What prompted the ban?
The ban itself came a month after the Himalayan Times reported the widespread use of such apps by Chinese tourists and businesses in Nepal. Because these companies aren’t registered in Nepal, Chinese tourists and businesses that used these apps were effectively bypassing the country’s tax system. Tech Lekh said some hotels and restaurants that focus on Chinese customers were encouraging this practice by putting QR codes on their bills. The illegal use these apps had also enabled Chinese business owners to bypass Nepal’s tax network when repatriating earnings to their home country. A street in Thamel, a tourist area in Kathmandu, has earned the name Chinatown because of the number of Chinese-run hotels and restaurants there, said a report in the South China Morning Post. A spokesperson for Nepal Rashtra Bank told the newspaper that there was no information available on the volume of transactions concerned. WeChat Pay has over 900 million active users and Alipay more than 700 million.

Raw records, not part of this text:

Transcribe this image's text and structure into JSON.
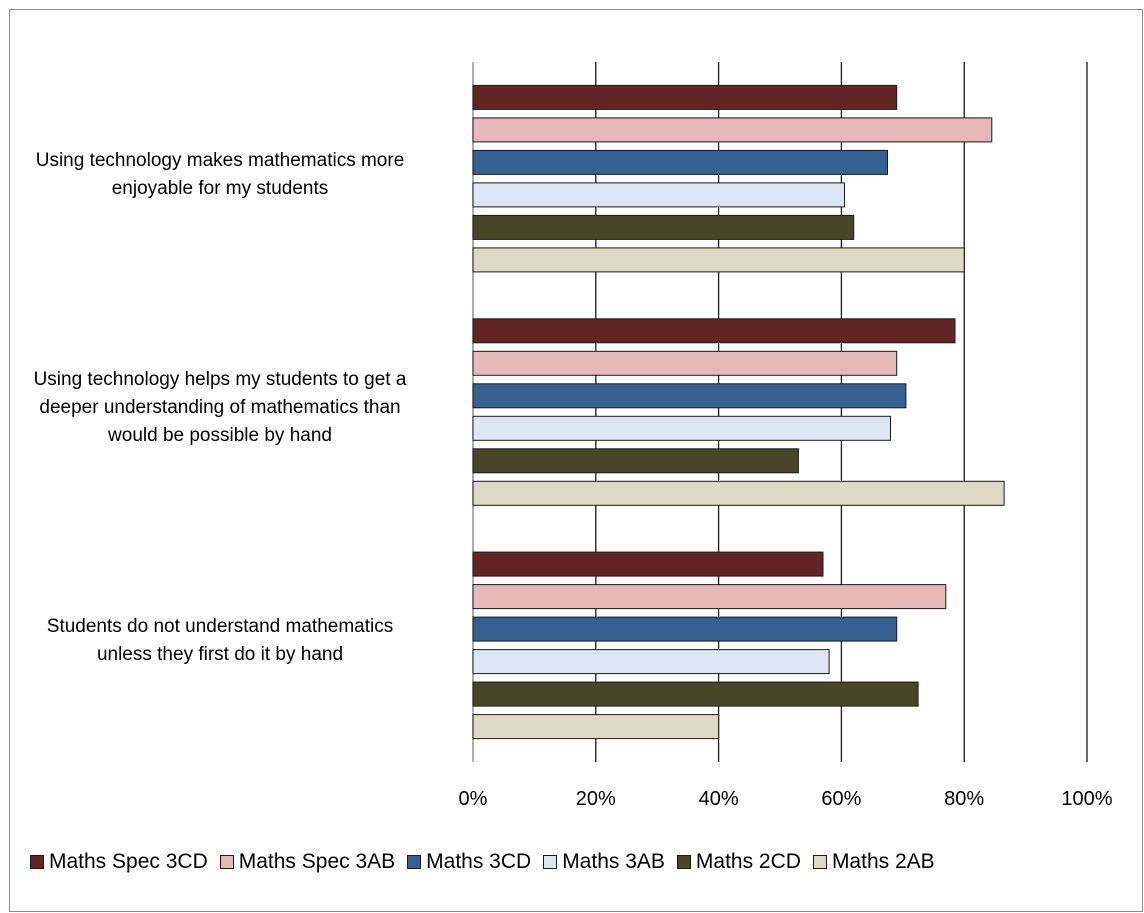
{
  "chart_data": {
    "type": "bar",
    "orientation": "horizontal",
    "categories": [
      "Using technology makes mathematics more enjoyable for my students",
      "Using technology helps my students to get a deeper understanding of mathematics than would be possible by hand",
      "Students do not understand mathematics unless they first do it by hand"
    ],
    "category_lines": [
      [
        "Using technology makes mathematics more",
        "enjoyable for my students"
      ],
      [
        "Using technology helps my students to get a",
        "deeper understanding of mathematics than",
        "would be possible by hand"
      ],
      [
        "Students do not understand mathematics",
        "unless they first do it by hand"
      ]
    ],
    "series": [
      {
        "name": "Maths Spec 3CD",
        "color": "#632523",
        "values": [
          69,
          78.5,
          57
        ]
      },
      {
        "name": "Maths Spec 3AB",
        "color": "#e6b9b8",
        "values": [
          84.5,
          69,
          77
        ]
      },
      {
        "name": "Maths 3CD",
        "color": "#366092",
        "values": [
          67.5,
          70.5,
          69
        ]
      },
      {
        "name": "Maths 3AB",
        "color": "#dce6f2",
        "values": [
          60.5,
          68,
          58
        ]
      },
      {
        "name": "Maths 2CD",
        "color": "#494529",
        "values": [
          62,
          53,
          72.5
        ]
      },
      {
        "name": "Maths 2AB",
        "color": "#ddd9c4",
        "values": [
          80,
          86.5,
          40
        ]
      }
    ],
    "xlim": [
      0,
      100
    ],
    "xticks": [
      "0%",
      "20%",
      "40%",
      "60%",
      "80%",
      "100%"
    ],
    "grid": true,
    "legend_position": "bottom"
  }
}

Alipay meets officials, ropes in Himalayan Bank
Despite the ban, the government had said it would be willing to work with Chinese payment services if they applied for permission to operate in Nepal, and earlier this week, Alipay’s representatives met officials of Nepal Rastra Bank to discuss the launch. The company also roped in Himalayan Bank to introduce its services legally, the Tech Lekh report said. Himalayan Bank has asked NRB’s Foreign Exchange Management Department for permission to settle foreign-exchange transactions from Alipay. If and when it gets permission to do so, the proceeds will be deposited in the bank in US dollars.
However, there were still fears that Chinese tourists and business could bypass Himalayan Bank by using Alipay’s peer-to-peer payments feature. Alipay tried to allay these concerns, saying it provided different sets of unique 16-digit codes for transactions in Nepal and China so that codes generated in China could not be used in Nepal, the Himalayan Times said.

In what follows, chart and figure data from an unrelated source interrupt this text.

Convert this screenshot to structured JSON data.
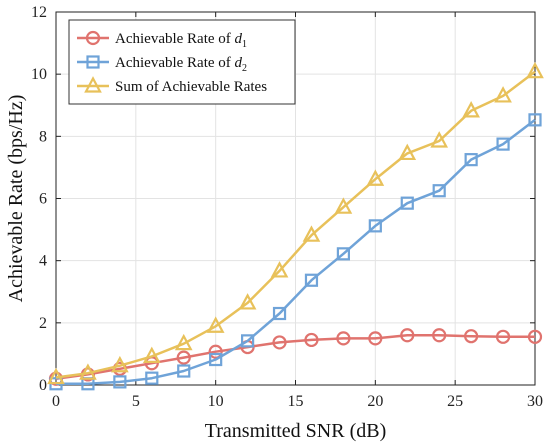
{
  "chart_data": {
    "type": "line",
    "xlabel": "Transmitted SNR (dB)",
    "ylabel": "Achievable Rate (bps/Hz)",
    "xlim": [
      0,
      30
    ],
    "ylim": [
      0,
      12
    ],
    "xticks": [
      0,
      5,
      10,
      15,
      20,
      25,
      30
    ],
    "yticks": [
      0,
      2,
      4,
      6,
      8,
      10,
      12
    ],
    "grid": true,
    "legend_position": "top-left",
    "x": [
      0,
      2,
      4,
      6,
      8,
      10,
      12,
      14,
      16,
      18,
      20,
      22,
      24,
      26,
      28,
      30
    ],
    "series": [
      {
        "name": "Achievable Rate of d1",
        "legend_main": "Achievable Rate of ",
        "legend_var": "d",
        "legend_sub": "1",
        "marker": "circle",
        "color": "#E0736E",
        "values": [
          0.2,
          0.34,
          0.52,
          0.7,
          0.88,
          1.07,
          1.22,
          1.37,
          1.45,
          1.5,
          1.5,
          1.6,
          1.6,
          1.57,
          1.55,
          1.55
        ]
      },
      {
        "name": "Achievable Rate of d2",
        "legend_main": "Achievable Rate of ",
        "legend_var": "d",
        "legend_sub": "2",
        "marker": "square",
        "color": "#6FA3D8",
        "values": [
          0.04,
          0.04,
          0.1,
          0.22,
          0.45,
          0.82,
          1.42,
          2.3,
          3.37,
          4.22,
          5.12,
          5.85,
          6.25,
          7.25,
          7.75,
          8.53
        ]
      },
      {
        "name": "Sum of Achievable Rates",
        "legend_main": "Sum of Achievable Rates",
        "legend_var": "",
        "legend_sub": "",
        "marker": "triangle",
        "color": "#E8C15A",
        "values": [
          0.24,
          0.38,
          0.62,
          0.92,
          1.33,
          1.89,
          2.64,
          3.67,
          4.82,
          5.72,
          6.62,
          7.45,
          7.85,
          8.82,
          9.3,
          10.08
        ]
      }
    ]
  }
}
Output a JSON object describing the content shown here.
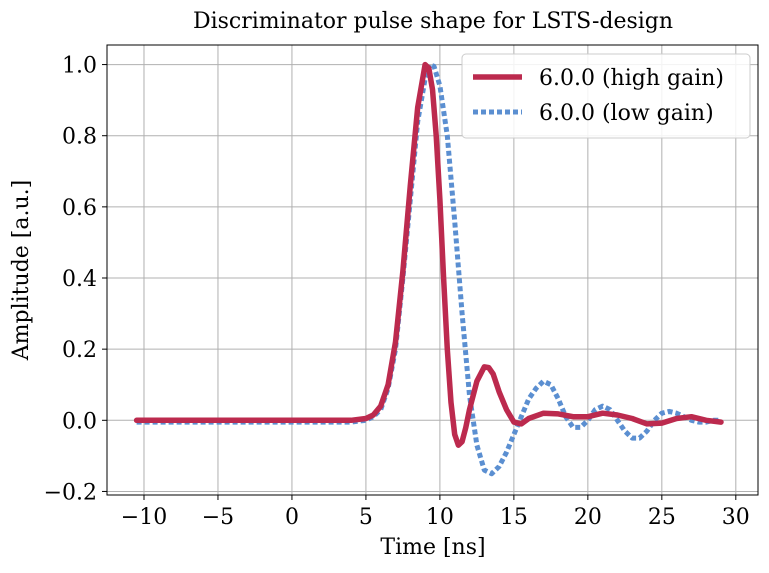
{
  "chart_data": {
    "type": "line",
    "title": "Discriminator pulse shape for LSTS-design",
    "xlabel": "Time [ns]",
    "ylabel": "Amplitude [a.u.]",
    "xlim": [
      -12.5,
      31.5
    ],
    "ylim": [
      -0.21,
      1.055
    ],
    "xticks": [
      -10,
      -5,
      0,
      5,
      10,
      15,
      20,
      25,
      30
    ],
    "xtick_labels": [
      "−10",
      "−5",
      "0",
      "5",
      "10",
      "15",
      "20",
      "25",
      "30"
    ],
    "yticks": [
      -0.2,
      0.0,
      0.2,
      0.4,
      0.6,
      0.8,
      1.0
    ],
    "ytick_labels": [
      "−0.2",
      "0.0",
      "0.2",
      "0.4",
      "0.6",
      "0.8",
      "1.0"
    ],
    "grid": true,
    "legend_position": "top-right",
    "series": [
      {
        "name": "6.0.0 (high gain)",
        "color": "#bc2a4e",
        "style": "solid",
        "x": [
          -10.5,
          -5,
          0,
          4,
          5,
          5.5,
          6,
          6.5,
          7,
          7.5,
          8,
          8.5,
          9,
          9.25,
          9.5,
          9.75,
          10,
          10.25,
          10.5,
          10.75,
          11,
          11.25,
          11.5,
          11.75,
          12,
          12.5,
          13,
          13.3,
          13.6,
          14,
          14.5,
          15,
          15.5,
          16,
          17,
          18,
          19,
          20,
          21,
          22,
          23,
          24,
          25,
          26,
          27,
          28,
          29
        ],
        "y": [
          0.0,
          0.0,
          0.0,
          0.0,
          0.005,
          0.015,
          0.04,
          0.1,
          0.22,
          0.42,
          0.66,
          0.88,
          1.0,
          0.99,
          0.93,
          0.8,
          0.62,
          0.4,
          0.2,
          0.05,
          -0.04,
          -0.07,
          -0.06,
          -0.02,
          0.03,
          0.11,
          0.15,
          0.148,
          0.13,
          0.08,
          0.03,
          -0.005,
          -0.01,
          0.005,
          0.02,
          0.018,
          0.01,
          0.01,
          0.02,
          0.015,
          0.005,
          -0.01,
          -0.008,
          0.005,
          0.01,
          0.0,
          -0.005
        ]
      },
      {
        "name": "6.0.0 (low gain)",
        "color": "#5b8fd1",
        "style": "dotted",
        "x": [
          -10.5,
          -5,
          0,
          4,
          5,
          5.5,
          6,
          6.5,
          7,
          7.5,
          8,
          8.5,
          9,
          9.3,
          9.6,
          10,
          10.5,
          11,
          11.5,
          12,
          12.5,
          13,
          13.5,
          14,
          14.5,
          15,
          15.5,
          16,
          16.5,
          17,
          17.5,
          18,
          18.5,
          19,
          19.5,
          20,
          20.5,
          21,
          21.5,
          22,
          22.5,
          23,
          23.5,
          24,
          24.5,
          25,
          25.5,
          26,
          26.5,
          27,
          27.5,
          28,
          28.5,
          29
        ],
        "y": [
          -0.005,
          -0.005,
          -0.005,
          -0.005,
          0.0,
          0.01,
          0.03,
          0.09,
          0.2,
          0.4,
          0.62,
          0.84,
          0.96,
          1.0,
          0.995,
          0.94,
          0.8,
          0.56,
          0.3,
          0.07,
          -0.07,
          -0.14,
          -0.15,
          -0.13,
          -0.09,
          -0.04,
          0.01,
          0.06,
          0.09,
          0.11,
          0.1,
          0.06,
          0.01,
          -0.02,
          -0.02,
          0.0,
          0.03,
          0.04,
          0.03,
          0.0,
          -0.03,
          -0.05,
          -0.05,
          -0.03,
          0.0,
          0.02,
          0.025,
          0.02,
          0.01,
          0.0,
          -0.005,
          -0.005,
          0.0,
          0.0
        ]
      }
    ]
  }
}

Under Nepali law, anyone found guilty of embezzling foreign exchange can be sentenced to up to three years in jail, as per Reuters. The country, which is heavily dependent on tourism, welcomed 1.1 million tourists in 2018, including 153,000 from China.
Communist government ‘steering Nepal towards China’

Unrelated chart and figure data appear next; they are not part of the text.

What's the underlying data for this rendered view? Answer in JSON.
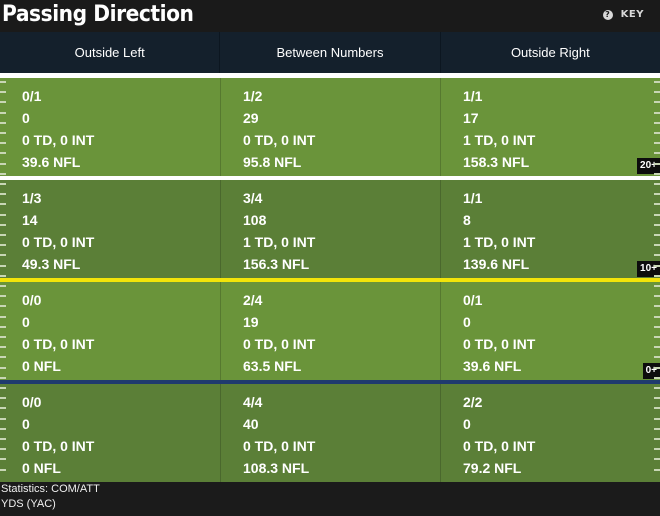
{
  "header": {
    "title": "Passing Direction",
    "key_label": "KEY"
  },
  "columns": [
    "Outside Left",
    "Between Numbers",
    "Outside Right"
  ],
  "zones": [
    {
      "label": "20+",
      "cells": [
        [
          "0/1",
          "0",
          "0 TD, 0 INT",
          "39.6 NFL"
        ],
        [
          "1/2",
          "29",
          "0 TD, 0 INT",
          "95.8 NFL"
        ],
        [
          "1/1",
          "17",
          "1 TD, 0 INT",
          "158.3 NFL"
        ]
      ]
    },
    {
      "label": "10+",
      "cells": [
        [
          "1/3",
          "14",
          "0 TD, 0 INT",
          "49.3 NFL"
        ],
        [
          "3/4",
          "108",
          "1 TD, 0 INT",
          "156.3 NFL"
        ],
        [
          "1/1",
          "8",
          "1 TD, 0 INT",
          "139.6 NFL"
        ]
      ]
    },
    {
      "label": "0+",
      "cells": [
        [
          "0/0",
          "0",
          "0 TD, 0 INT",
          "0 NFL"
        ],
        [
          "2/4",
          "19",
          "0 TD, 0 INT",
          "63.5 NFL"
        ],
        [
          "0/1",
          "0",
          "0 TD, 0 INT",
          "39.6 NFL"
        ]
      ]
    },
    {
      "label": "",
      "cells": [
        [
          "0/0",
          "0",
          "0 TD, 0 INT",
          "0 NFL"
        ],
        [
          "4/4",
          "40",
          "0 TD, 0 INT",
          "108.3 NFL"
        ],
        [
          "2/2",
          "0",
          "0 TD, 0 INT",
          "79.2 NFL"
        ]
      ]
    }
  ],
  "footer": {
    "line1": "Statistics: COM/ATT",
    "line2": "YDS (YAC)"
  },
  "colors": {
    "field_light": "#6a943a",
    "field_dark": "#5b7f37",
    "line_of_scrimmage": "#1f3a6e",
    "first_down_line": "#f2e40a",
    "yard_line": "#ffffff"
  }
}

Nepal’s ban on Alipay and WeChat Pay is the first national ban on the two companies, Nikkei Asia Review reported, citing an unnamed person in the Chinese payments sector. The report said the ban came as a surprise as Nepal’s Communist government, elected in 2017, has steered the country toward China and away from its traditional ally India, and Chinese state-owned companies including ZTE have recently won contracts to expand 4G telecommunications networks in Nepal.
WeChat Pay, Alipay and India
In March, we reported that WeChat was is in the process of obtaining a payments license in India and was planning to launch a UPI app, likely called WeChat Pay, by the end of June. WeChat’s parent company Tencent had partnered with Axis Bank, HDFC and ICICI, and wanted create its own UPI handle. In China, WeChat Pay can be used to pay for utilities and financial transactions and works like a wallet and users get a payment account by default. However, in India, WeChat itself has failed to take off (see here and here). Alipay, on the other hand, isn’t seeking to enter India directly. Last year its parent company Alibaba invested $177 million in Paytm bring its holdings up to 40%.